The point I'm trying to make is that it is easy to think that you can run ahead of your daughter to be useful as a guide to her, as you probably always have done. Or that if you stay informed on the things that interest her, she'll want to have long conversations about them with you. But as she grows up, there will come a point where she's a specialist in her area and you just won't be able to keep up, and the only conversations that will work are ones where you're asking her to explain to you something you fundamentally do not understand. And there's no shame in that - I absolutely cannot keep up with the learning rate of people half my age and it's exceedingly rare to find someone who can. Your daughter is about the age where this change in dynamic should start to happen.
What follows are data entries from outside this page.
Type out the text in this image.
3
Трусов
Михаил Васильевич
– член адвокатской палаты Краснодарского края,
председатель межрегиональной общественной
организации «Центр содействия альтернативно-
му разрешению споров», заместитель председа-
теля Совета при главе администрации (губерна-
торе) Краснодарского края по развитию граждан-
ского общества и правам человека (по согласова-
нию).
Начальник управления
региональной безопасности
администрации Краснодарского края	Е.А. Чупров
If you're going to talk with your daughter about technology, from now on, you must acknowledge that she is the master and you the apprentice. She'll be teaching you, which might be useful to her, but you're not going to be able to guide her on matters relating to tech any more than I could guide her on a career in medicine. Which is not nothing, but bear in mind your usefulness here is going to bracketed between the equivalent of "I hear NHS staff are pretty overworked these days" and "I know a great guy who's been a consultant for decades, do you want to meet him?" The latter, by the way is a seriously useful thing you could do, but requires acknowledging that she'll need actual guidance from an actual expert way sooner than it seems, and probably much sooner than you'll be able to speak pidgin-tech.
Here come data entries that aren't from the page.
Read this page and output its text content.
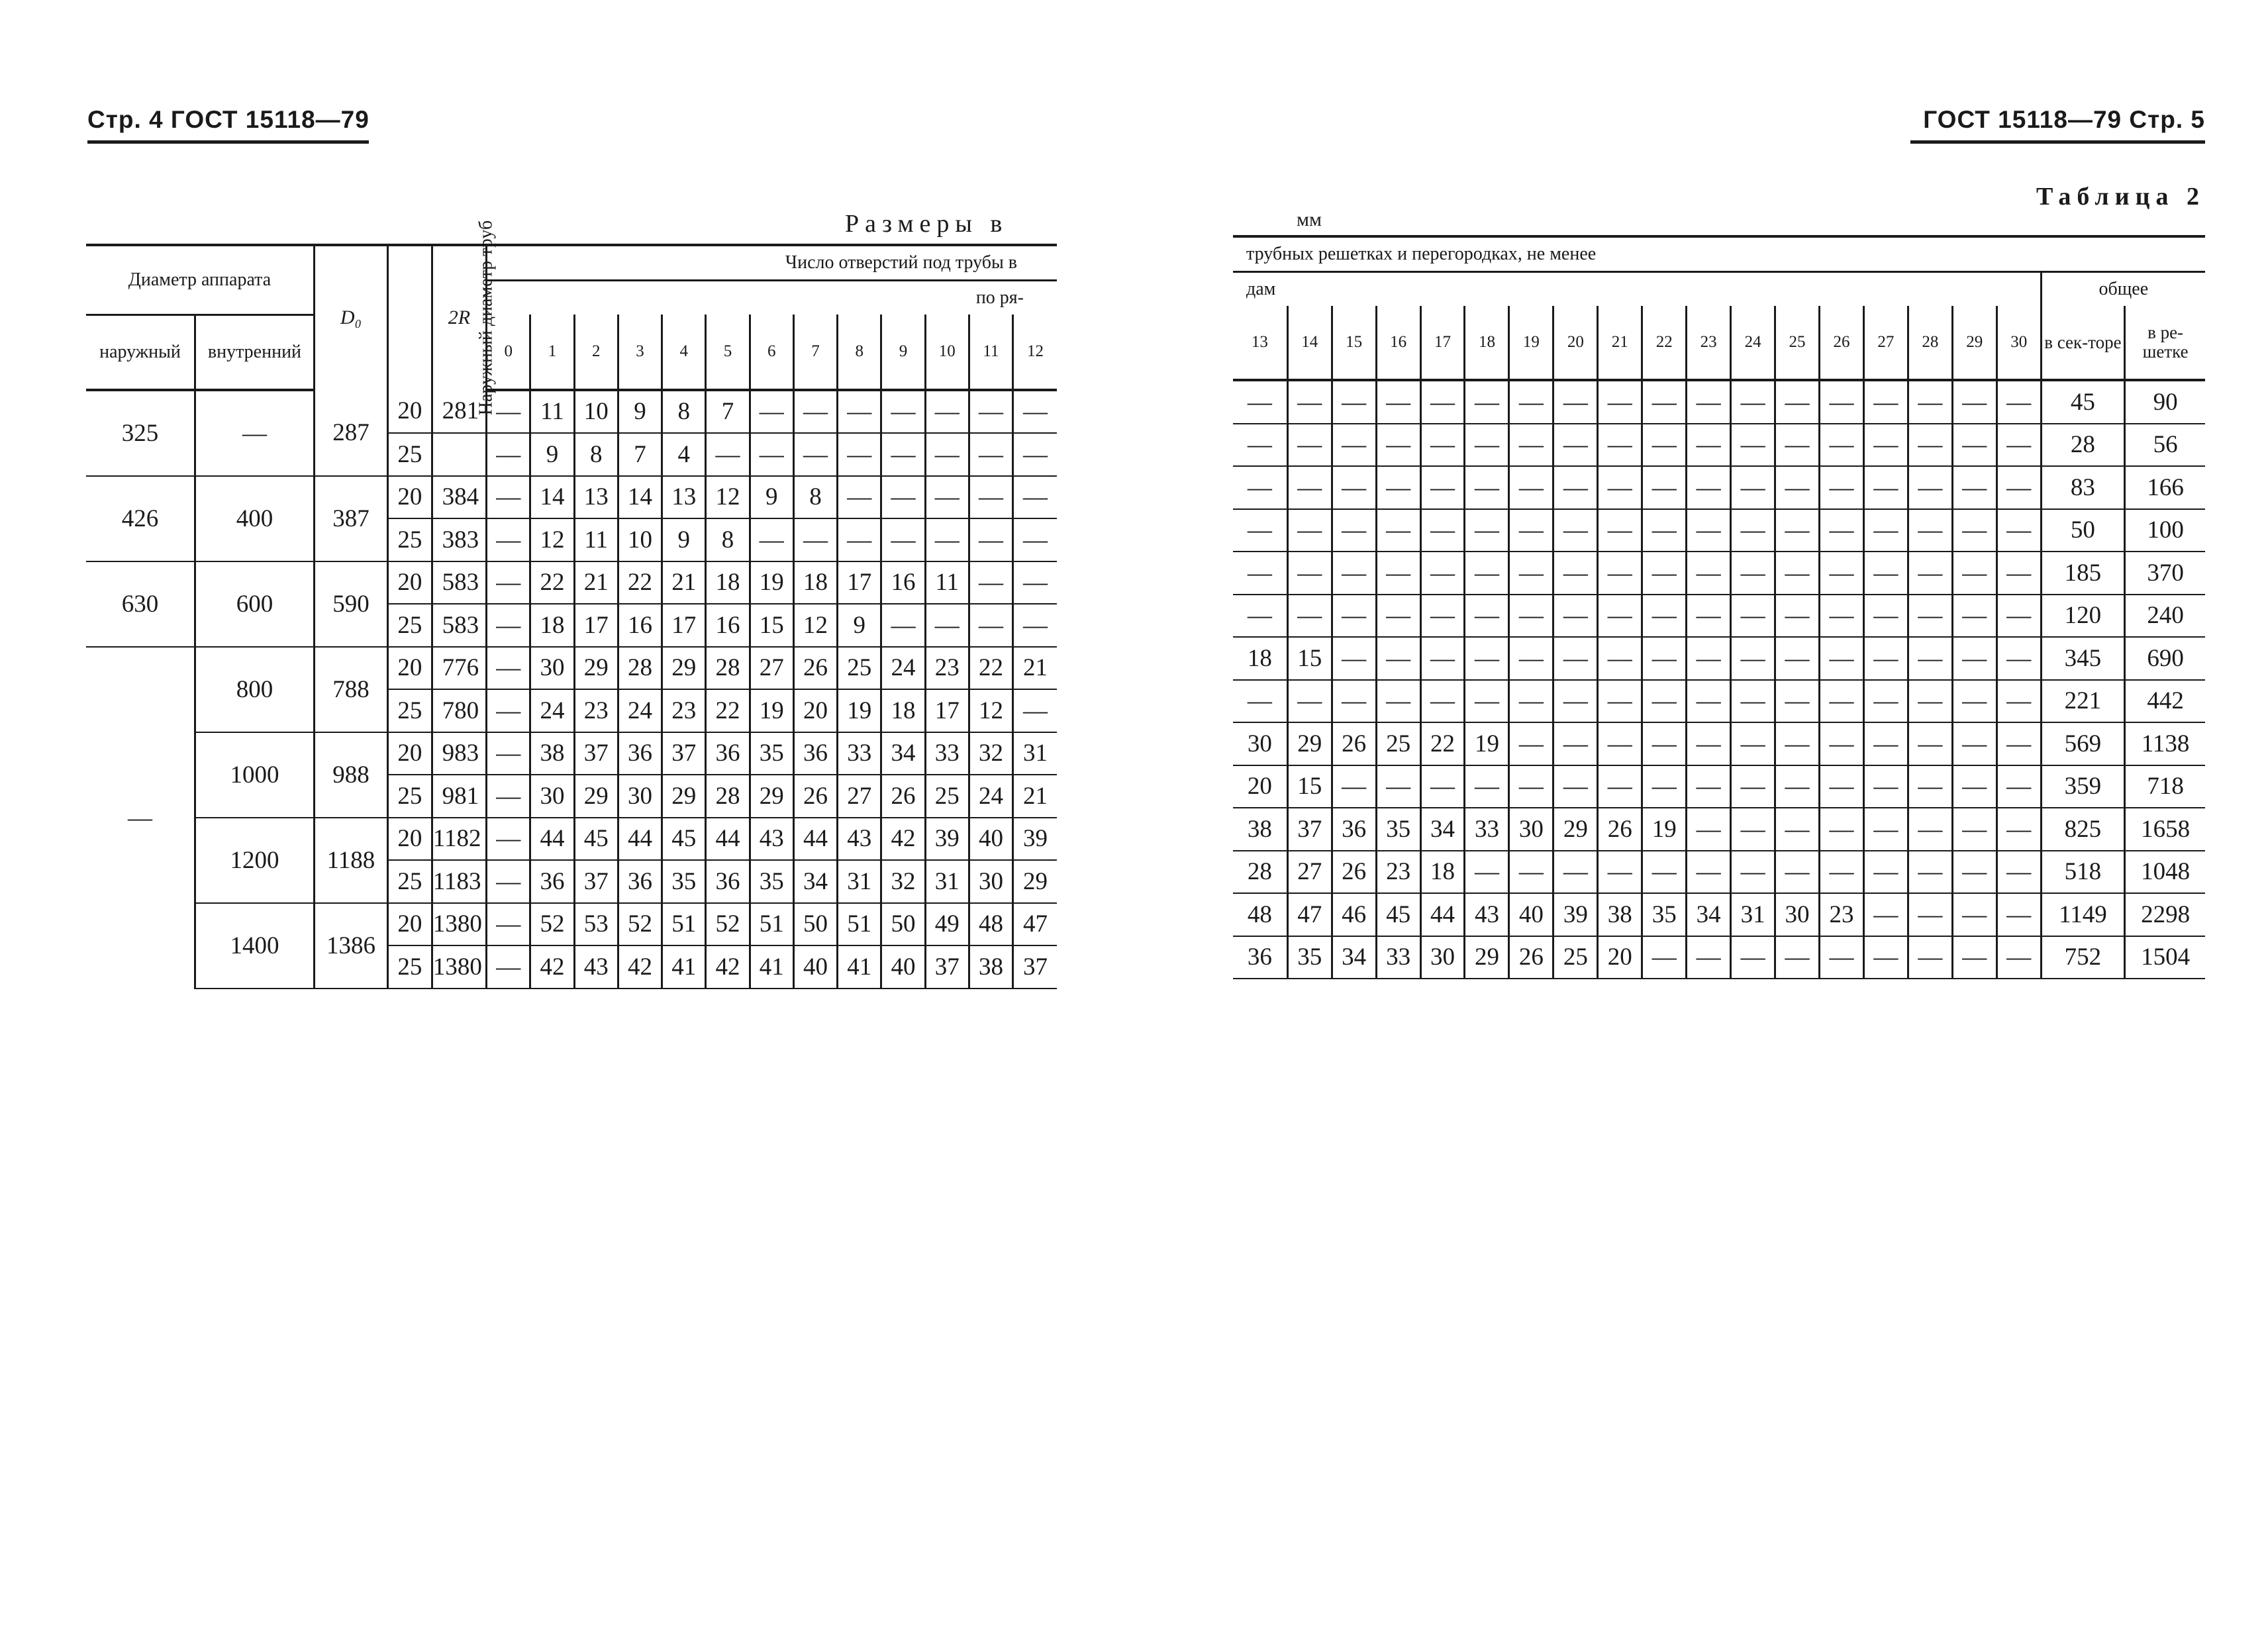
Стр. 4 ГОСТ 15118—79	ГОСТ 15118—79 Стр. 5
Размеры в
Таблица 2
мм
Диаметр аппарата		D₀	Наружный диаметр труб	2R	Число отверстий под трубы в												
					по ря-												
наружный	внутренний				0	1	2	3	4	5	6	7	8	9	10	11	12
325	—	287	20	281	—	11	10	9	8	7	—	—	—	—	—	—	—
			25		—	9	8	7	4	—	—	—	—	—	—	—	—
426	400	387	20	384	—	14	13	14	13	12	9	8	—	—	—	—	—
			25	383	—	12	11	10	9	8	—	—	—	—	—	—	—
630	600	590	20	583	—	22	21	22	21	18	19	18	17	16	11	—	—
			25	583	—	18	17	16	17	16	15	12	9	—	—	—	—
—	800	788	20	776	—	30	29	28	29	28	27	26	25	24	23	22	21
			25	780	—	24	23	24	23	22	19	20	19	18	17	12	—
	1000	988	20	983	—	38	37	36	37	36	35	36	33	34	33	32	31
			25	981	—	30	29	30	29	28	29	26	27	26	25	24	21
	1200	1188	20	1182	—	44	45	44	45	44	43	44	43	42	39	40	39
			25	1183	—	36	37	36	35	36	35	34	31	32	31	30	29
	1400	1386	20	1380	—	52	53	52	51	52	51	50	51	50	49	48	47
			25	1380	—	42	43	42	41	42	41	40	41	40	37	38	37
трубных решетках и перегородках, не менее																			
дам																		общее	
13	14	15	16	17	18	19	20	21	22	23	24	25	26	27	28	29	30	в сек-торе	в ре-шетке
—	—	—	—	—	—	—	—	—	—	—	—	—	—	—	—	—	—	45	90
—	—	—	—	—	—	—	—	—	—	—	—	—	—	—	—	—	—	28	56
—	—	—	—	—	—	—	—	—	—	—	—	—	—	—	—	—	—	83	166
—	—	—	—	—	—	—	—	—	—	—	—	—	—	—	—	—	—	50	100
—	—	—	—	—	—	—	—	—	—	—	—	—	—	—	—	—	—	185	370
—	—	—	—	—	—	—	—	—	—	—	—	—	—	—	—	—	—	120	240
18	15	—	—	—	—	—	—	—	—	—	—	—	—	—	—	—	—	345	690
—	—	—	—	—	—	—	—	—	—	—	—	—	—	—	—	—	—	221	442
30	29	26	25	22	19	—	—	—	—	—	—	—	—	—	—	—	—	569	1138
20	15	—	—	—	—	—	—	—	—	—	—	—	—	—	—	—	—	359	718
38	37	36	35	34	33	30	29	26	19	—	—	—	—	—	—	—	—	825	1658
28	27	26	23	18	—	—	—	—	—	—	—	—	—	—	—	—	—	518	1048
48	47	46	45	44	43	40	39	38	35	34	31	30	23	—	—	—	—	1149	2298
36	35	34	33	30	29	26	25	20	—	—	—	—	—	—	—	—	—	752	1504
This isn't meant to put you off. Do read Paul Graham's excellent essays (http://www.paulgraham.com/articles.html) - they're very accessible (apart from the programming textbooks!) and can give you real context as to the human elements of the decisions she'll be making. But, having seen this story play out before, I want to help you avoid the pitfalls. Remember, she'll meet many technical peers and mentors over her career, but she'll only ever have one mother.